第6話 素っ気ない中での席替え

「着きました」

サングラスをかけた運転手さんが言う。

「そう。ありがとう」

車のドアを閉じてお礼をする。

「では行きましょう」

「う、うん」


「アメリアさんが男と一緒!?」

「隣誰?」

「知らない。てかアメリアさんより身長低いじゃんw」

おい、笑ってるヤツ。結構気にしてるんだからあまり言わないでよ。


それにしても

「…」

ずっと静かだ。

まぁいつも通りのアメリアさんに戻っただけだ。

「じゃあ、僕先生に提出する物があるので職員室行きますね」

「分かった。じゃあ私は先に教室にいるね」

ここで一旦お別れをする。


それにしても…

「アメリアさん、急に素っ気なくなるなぁ…」

さっきまでは僕をお膝の上に乗せようとしてきたのに。


まぁ僕みたいなやつと学校でつるんでたら色々言われるだろうしこれがいいかもしれない。


さっきも一緒に歩いてるだけで傷つけられたし。


「先生、これお願いします」

「おう、お疲れ。あ、そういえば黒須間。これ」

と1枚の紙を渡される。

「ご両親、出張ばっかで忙しいのは1年生の時から担任しているから分かるが一応連絡はしておけよ」

「はい…」

正直親に連絡はしたくないな…

「大丈夫だ。先生もちゃんとフォローしてやるからそんな怯えんな」

と背中をバシバシ叩かれる。

三者懇談…。やりたくない。


「失礼しました」


職員室を出て教室に向かう。

「おっはよう〜!」

「高田おはよう」

「どうした?そんな暗い顔で」

「ううん。何でもない」

「おいおい〜俺とお前は親友だろ?何かあるなら話せよ〜」

「大丈夫だよ」

高田のこういうところは少し好きだ。


「よーしいいか席につけー」

さっき話した熱血教師が入ってきた。

「今日はまだみんな同じクラスになって日が浅いから席替えするぞーくじ引けー」

用意周到な先生がくじを引かせる。


「俺、アメリアさんの隣がいいなー」

「俺も俺も。
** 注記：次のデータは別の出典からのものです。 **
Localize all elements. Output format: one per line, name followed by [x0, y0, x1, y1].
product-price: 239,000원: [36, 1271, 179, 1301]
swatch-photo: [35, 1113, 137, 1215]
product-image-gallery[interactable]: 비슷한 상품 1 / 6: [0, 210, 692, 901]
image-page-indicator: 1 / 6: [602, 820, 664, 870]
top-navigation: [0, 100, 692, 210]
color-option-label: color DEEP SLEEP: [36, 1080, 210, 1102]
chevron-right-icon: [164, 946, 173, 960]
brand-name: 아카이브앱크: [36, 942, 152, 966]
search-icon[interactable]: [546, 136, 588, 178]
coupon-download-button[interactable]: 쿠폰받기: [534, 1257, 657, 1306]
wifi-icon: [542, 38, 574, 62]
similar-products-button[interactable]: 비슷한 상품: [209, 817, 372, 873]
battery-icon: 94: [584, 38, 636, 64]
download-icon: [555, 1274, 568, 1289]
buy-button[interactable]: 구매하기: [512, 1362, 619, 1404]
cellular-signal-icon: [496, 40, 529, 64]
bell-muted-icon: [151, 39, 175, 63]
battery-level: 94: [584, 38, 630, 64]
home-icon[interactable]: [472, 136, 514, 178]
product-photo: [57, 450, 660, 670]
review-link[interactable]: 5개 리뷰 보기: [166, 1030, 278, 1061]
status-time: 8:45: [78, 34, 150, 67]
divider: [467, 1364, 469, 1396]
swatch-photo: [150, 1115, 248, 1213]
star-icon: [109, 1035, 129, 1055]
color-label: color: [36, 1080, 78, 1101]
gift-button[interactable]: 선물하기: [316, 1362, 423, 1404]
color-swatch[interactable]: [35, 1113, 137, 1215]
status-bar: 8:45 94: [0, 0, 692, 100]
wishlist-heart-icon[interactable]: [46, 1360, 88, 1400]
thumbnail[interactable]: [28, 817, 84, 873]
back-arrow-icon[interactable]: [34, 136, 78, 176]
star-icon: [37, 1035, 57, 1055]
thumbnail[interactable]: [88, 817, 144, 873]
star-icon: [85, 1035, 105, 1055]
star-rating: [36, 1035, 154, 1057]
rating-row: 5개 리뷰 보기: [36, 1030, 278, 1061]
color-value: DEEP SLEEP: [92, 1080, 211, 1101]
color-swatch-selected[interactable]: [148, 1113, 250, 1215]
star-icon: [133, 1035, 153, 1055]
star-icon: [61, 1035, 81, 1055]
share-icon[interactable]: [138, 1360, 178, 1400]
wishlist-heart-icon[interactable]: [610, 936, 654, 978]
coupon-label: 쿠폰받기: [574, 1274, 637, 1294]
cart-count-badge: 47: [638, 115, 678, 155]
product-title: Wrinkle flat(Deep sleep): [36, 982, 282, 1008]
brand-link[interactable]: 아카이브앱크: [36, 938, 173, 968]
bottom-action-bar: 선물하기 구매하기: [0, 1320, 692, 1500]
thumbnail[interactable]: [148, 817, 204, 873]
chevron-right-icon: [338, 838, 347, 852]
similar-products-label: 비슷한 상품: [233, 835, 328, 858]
絶対勉強集中できるわ〜」

とクラスの人が騒いでいる。

僕も、もしそうなれたら嬉しいと思う。

それが顔に出ていたのか。


「尚〜?もしかしてお前アメリアさんのこと好きになった?」

「ば、バカ!何言ってんだよ!もしアメリアさんに聞こえてたら…」

「そう言うってことは…分かりやすい」

「静かに!」

アメリアさんの方を向くが反応無し。外を見ている。


「よし、窓際端っこはまた東雲か。」

アメリアさんの苗字は東雲だ。実は夜中こっそり調べると東雲家はアメリアさんのお父さんが言っていたようにグループ会社を経営してて総資産数十億。まぁ家見れば分かるけど。


「その隣は…」

その場にいる男子全員固唾を呑んで聞く。

「黒須間だ」


「はぁ〜!?」

「黒須間が?」

「くそ〜黒須間、俺と代われ!」

僕…?


「よろしく」

「よ、よろしく」

相変わらず素っ気ない。昨日好きと言われたのが本当かどうか怪しくなってきた。

ワンチャン夢だった説も有り得る。


すると耳元で

「そんな寂しそうにしないで。お昼は一緒に食べられるから」

と囁いてきた。


4限目授業で隣同士と机をくっつけた時、やたら手を繋ごうとしてくるアメリアさんとの攻防戦が朝に引き続きここでも起こった。